Criminal Law / Procedure Flashcards
To convict a defendant of felony murder, the prosecution must prove that:
the defendant committed or attempted to commit a proper underlying felony. Defendant need not necessarily complete the underlying felony; it can be sufficient that the death occurred during the commission of the felony.
Solicitation
Asking another to commit a crime with intent that it be committed
Attempt
Specific intent to commit a crime + an overt act beyond mere preparation.
Conspiracy
An agreement among multiple parties to carry out an illegal act and mere preparation will usually suffice.
Conspiracy consists of: (i) an agreement between two or more persons; (ii) an intent to enter into an agreement; and (iii) an intent to achieve the objective of the agreement. In addition, most states require an overt act in furtherance of the conspiracy (although an act of mere preparation will suffice). Each conspirator is liable for the crimes of all other conspirators if such crimes were committed in furtherance of the objectives of the conspiracy and they were a natural and probable consequence of the conspiracy, i.e., foreseeable. However, if a conspirator has made a legally effective withdrawal from the conspiracy at the time of commission of such a crime, he will not be liable for that crime. Withdrawal requires an affirmative act that notifies all members of the conspiracy and is done in time for them to have the opportunity to abandon their plans.
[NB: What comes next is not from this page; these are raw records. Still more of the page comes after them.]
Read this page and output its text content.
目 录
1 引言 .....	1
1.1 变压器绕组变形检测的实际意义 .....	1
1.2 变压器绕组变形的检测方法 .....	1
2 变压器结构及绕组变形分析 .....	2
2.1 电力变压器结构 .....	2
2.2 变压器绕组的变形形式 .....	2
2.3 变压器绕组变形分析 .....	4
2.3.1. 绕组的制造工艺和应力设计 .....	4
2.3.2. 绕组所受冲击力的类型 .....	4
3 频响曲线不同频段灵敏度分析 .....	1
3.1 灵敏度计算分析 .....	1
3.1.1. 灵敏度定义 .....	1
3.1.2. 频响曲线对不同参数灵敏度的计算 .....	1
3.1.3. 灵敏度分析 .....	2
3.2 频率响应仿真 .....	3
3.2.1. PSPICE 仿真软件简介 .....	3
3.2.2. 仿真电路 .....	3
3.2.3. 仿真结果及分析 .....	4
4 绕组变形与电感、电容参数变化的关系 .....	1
Withdrawal, however, will not be a defense to the conspiracy charge itself.
Does conspiracy merge?
No, never.
Which crimes can merge into the completed crimes?
Solicitation and attempt
But solicitation can also be a stand alone crime, while attempt cannot. ???
Continuing Trespass
Can allow an unlawful taking (with the intent to return the item) to ripen into larceny if the taker later develops the intent to permanently deprive.
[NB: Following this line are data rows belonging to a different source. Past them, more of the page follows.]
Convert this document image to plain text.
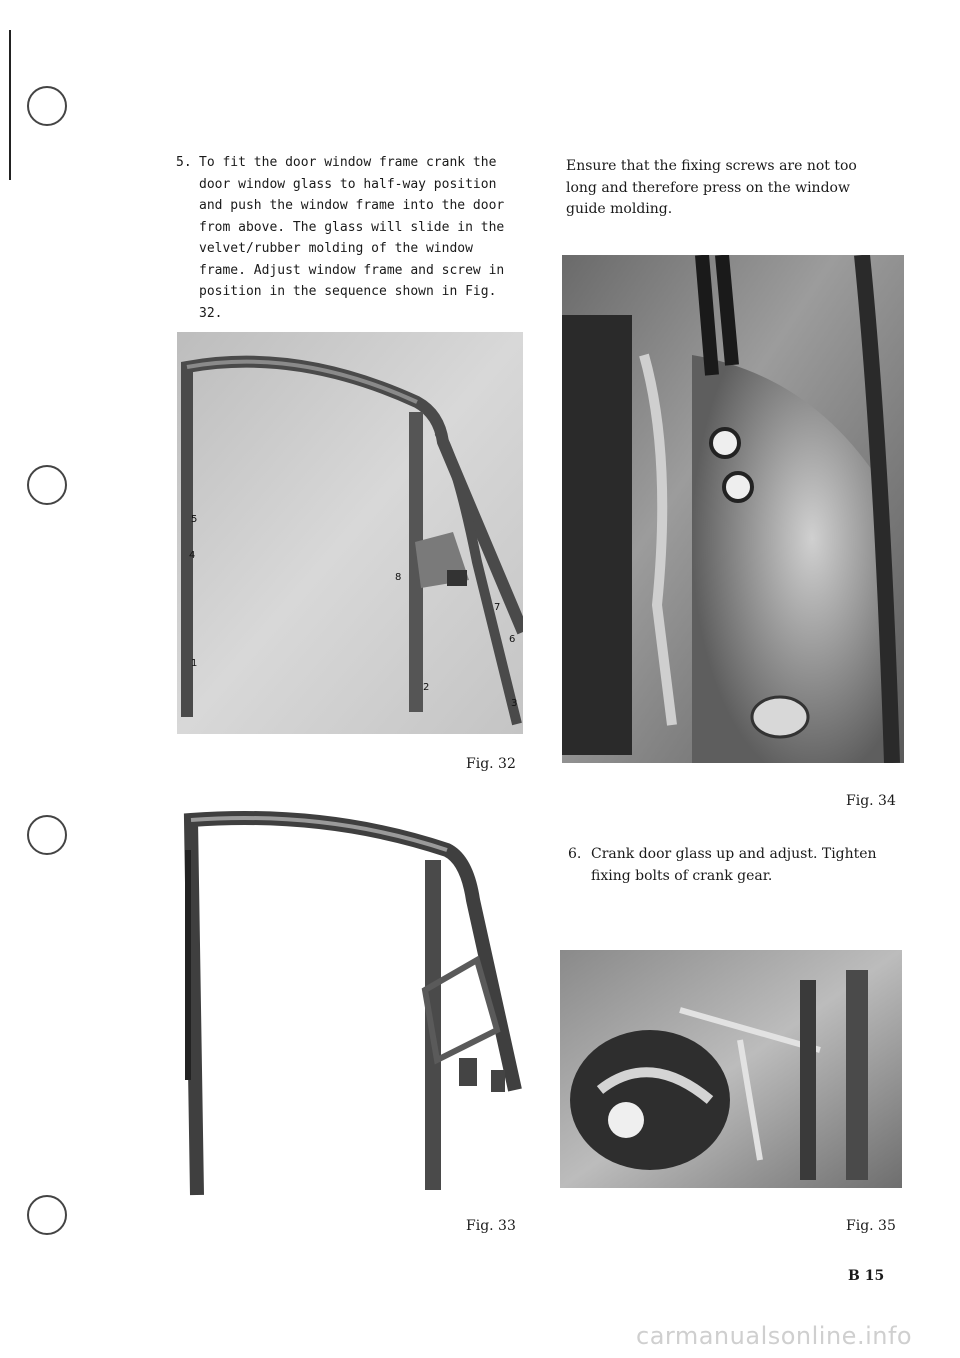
5. To fit the door window frame crank the door window glass to half-way position and push the window frame into the door from above. The glass will slide in the velvet/rubber molding of the window frame. Adjust window frame and screw in position in the sequence shown in Fig. 32.
Ensure that the fixing screws are not too long and therefore press on the window guide molding.
5
4
8
7
6
1
2
3
Fig. 32
Fig. 33
Fig. 34
6. Crank door glass up and adjust. Tighten fixing bolts of crank gear.
Fig. 35
B 15
carmanualsonline.info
But it only works if the original taking is wrongful.
Robbery
Larceny + force or immediate threat of force
(The taking must be from the victim’s person or presence and the person must give up the property bc of the force or threat of force.)
Extortion
Larceny + threat of future harm
M’Naghten Insanity Test
D doesn’t know right from wrong or understand nature of actions
Irresistible Impulse Test
D is unable to control actions or conform conduct to the law
Durham Insanity Test
But for the mental illness, D would not have committed the act
MPC Insanity Test
Combo of M’Naghten and Irresistible Impulse Test
Are Miranda warnings required for Terry stops?
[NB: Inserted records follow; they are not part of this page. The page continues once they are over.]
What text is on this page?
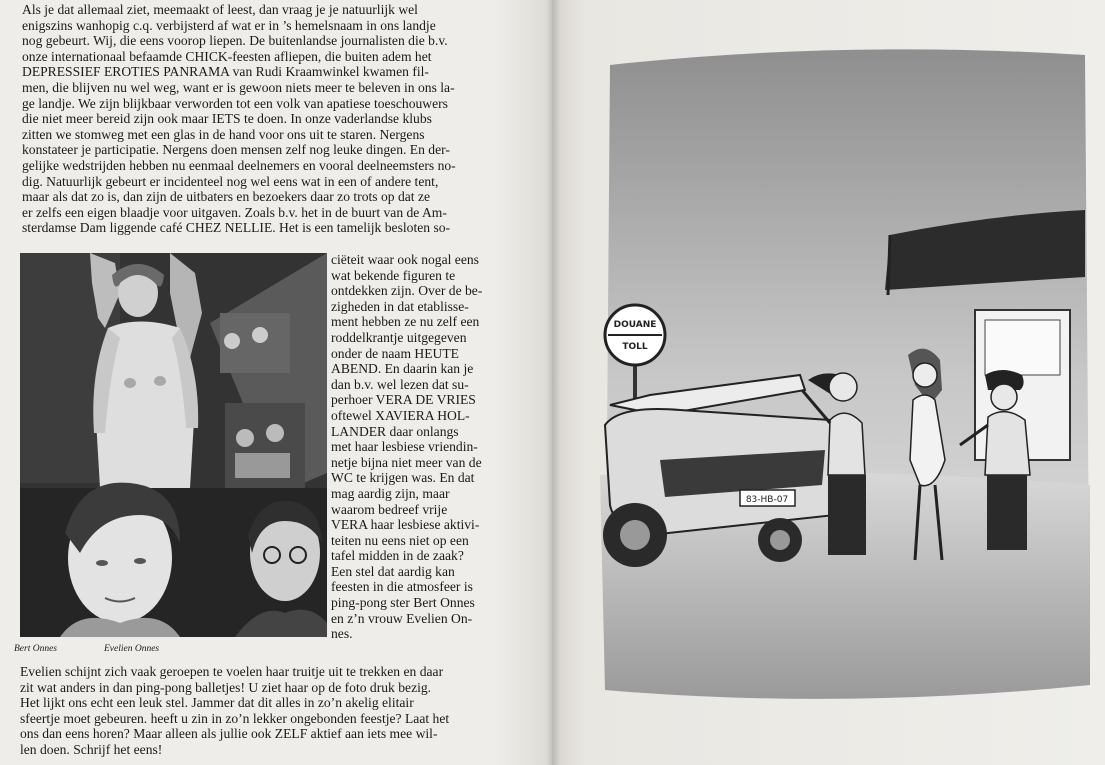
Als je dat allemaal ziet, meemaakt of leest, dan vraag je je natuurlijk wel
enigszins wanhopig c.q. verbijsterd af wat er in ’s hemelsnaam in ons landje
nog gebeurt. Wij, die eens voorop liepen. De buitenlandse journalisten die b.v.
onze internationaal befaamde CHICK-feesten afliepen, die buiten adem het
DEPRESSIEF EROTIES PANRAMA van Rudi Kraamwinkel kwamen fil-
men, die blijven nu wel weg, want er is gewoon niets meer te beleven in ons la-
ge landje. We zijn blijkbaar verworden tot een volk van apatiese toeschouwers
die niet meer bereid zijn ook maar IETS te doen. In onze vaderlandse klubs
zitten we stomweg met een glas in de hand voor ons uit te staren. Nergens
konstateer je participatie. Nergens doen mensen zelf nog leuke dingen. En der-
gelijke wedstrijden hebben nu eenmaal deelnemers en vooral deelneemsters no-
dig. Natuurlijk gebeurt er incidenteel nog wel eens wat in een of andere tent,
maar als dat zo is, dan zijn de uitbaters en bezoekers daar zo trots op dat ze
er zelfs een eigen blaadje voor uitgaven. Zoals b.v. het in de buurt van de Am-
sterdamse Dam liggende café CHEZ NELLIE. Het is een tamelijk besloten so-
ciëteit waar ook nogal eens
wat bekende figuren te
ontdekken zijn. Over de be-
zigheden in dat etablisse-
ment hebben ze nu zelf een
roddelkrantje uitgegeven
onder de naam HEUTE
ABEND. En daarin kan je
dan b.v. wel lezen dat su-
perhoer VERA DE VRIES
oftewel XAVIERA HOL-
LANDER daar onlangs
met haar lesbiese vriendin-
netje bijna niet meer van de
WC te krijgen was. En dat
mag aardig zijn, maar
waarom bedreef vrije
VERA haar lesbiese aktivi-
teiten nu eens niet op een
tafel midden in de zaak?
Een stel dat aardig kan
feesten in die atmosfeer is
ping-pong ster Bert Onnes
en z’n vrouw Evelien On-
nes.
Bert Onnes	Evelien Onnes
Evelien schijnt zich vaak geroepen te voelen haar truitje uit te trekken en daar
zit wat anders in dan ping-pong balletjes! U ziet haar op de foto druk bezig.
Het lijkt ons echt een leuk stel. Jammer dat dit alles in zo’n akelig elitair
sfeertje moet gebeuren. heeft u zin in zo’n lekker ongebonden feestje? Laat het
ons dan eens horen? Maar alleen als jullie ook ZELF aktief aan iets mee wil-
len doen. Schrijf het eens!
DOUANE
TOLL
83-HB-07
No, so no Miranda violation if not given.
A person commits involuntary manslaughter when…
he causes a death by criminal negligence. However, some jurisdictions use a recklessness standard (see below).
A person has a mens tea of criminal negligence when he:
(i) fails to be aware of a substantial and unjustifiable risk; and
(ii) this failure constitutes a substantial deviation from the standard of care that a reasonable person would have exercised in the same situation.
[Objective and looks at what a reasonable D would have believed/thought.]
A recklessness standard requires that a person….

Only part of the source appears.